Multimodal Learning with Transformers: A Survey

파비야·2023년 5월 10일


목록 보기

오늘 리뷰할 논문은 transformer 관련 Multimodal Learning (MML) survey다.

포스트는 리뷰보다는 메모 형식이다.

  • 논문의 구성은 다음과 같다.
    (1) a background of multimodal learning, Transformer ecosystem, and the multimodal big data era,
    (2) a theoretical review of Vanilla Transformer, Vision Transformer, and multimodal Transformers, from a geometrically topological perspective,
    (3) a review of multimodal Transformer applications, via two important paradigms, i.e., for multimodal pretraining and for specific multimodal tasks,
    (4) a summary of the common challenges and designs shared by the multimodal Transformer models and applications
    (5) a discussion of open problems and potential research directions for the community.

Further, learning per-modal specificity and inter-modal correlation can be simply realized by controlling the input pattern of self-attention.

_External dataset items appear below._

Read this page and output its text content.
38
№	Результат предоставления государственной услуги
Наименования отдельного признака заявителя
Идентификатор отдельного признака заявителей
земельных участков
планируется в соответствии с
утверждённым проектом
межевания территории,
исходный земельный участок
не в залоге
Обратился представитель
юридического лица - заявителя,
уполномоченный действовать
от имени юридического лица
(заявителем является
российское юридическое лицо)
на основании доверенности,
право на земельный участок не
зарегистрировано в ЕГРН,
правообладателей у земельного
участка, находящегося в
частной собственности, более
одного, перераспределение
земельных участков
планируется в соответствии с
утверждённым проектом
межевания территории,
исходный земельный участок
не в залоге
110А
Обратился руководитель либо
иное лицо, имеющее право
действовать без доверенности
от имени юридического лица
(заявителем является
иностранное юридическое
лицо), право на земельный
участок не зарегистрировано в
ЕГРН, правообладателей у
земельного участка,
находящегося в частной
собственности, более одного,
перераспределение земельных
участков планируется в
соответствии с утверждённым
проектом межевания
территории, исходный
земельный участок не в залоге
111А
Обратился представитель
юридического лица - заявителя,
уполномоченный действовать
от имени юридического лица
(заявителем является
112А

  • The major features of this survey include
    (1) We highlight that Transformers have the advantage that they can work in a modality-agnostic way. Thus, they are compatible with various modalities (and combinations of modalities). To support this view, we, for the first time, offer an understanding of the intrinsic traits of Transformers in a multimodal context from a geometrically topological perspective. We suggest that self-attention be treated as a graph style modelling, which models the input sequence (both uni-modal and multimodal) as a fully-connected graph. Specifically, self-attention models the embedding of arbitrary tokens from an arbitrary modality as a graph node.
    (2) We discuss the key components of Transformers in a multimodal context as mathematically as possible.
    (3) Based on Transformers, cross-modal interactions (e.g., fusion, alignment) are essentially processed by self-attention and its variants. In this paper, we extract the mathematical essence and formulations of Transformer based MML practices, from the perspective of self-attention designs.

  • main contribution
    (1) We present a theoretical reviewing of Vanilla Transformer, Vision Transformer, and multimodal Transformers, from a geometrically topological perspective.
    (2) We contribute a taxonomy for Transformer based MML from two complementary perspectives, i.e., application based and challenge based. In Section 4, we provide a review of multimodal Transformer applications, via two important paradigms, i.e., for multimodal pretraining and for specific multimodal tasks. In Section 5, we summarize the common challenges and designs shared by the various multimodal Transformer models and applications.
    (3) We discuss current bottlenecks, existing problems, and potential research directions for Transformer based MML.

  • ViT
    Vision Transformer (ViT) [5] is a seminal work that contributes an end-to-end solution by applying the encoder of Transformer to images.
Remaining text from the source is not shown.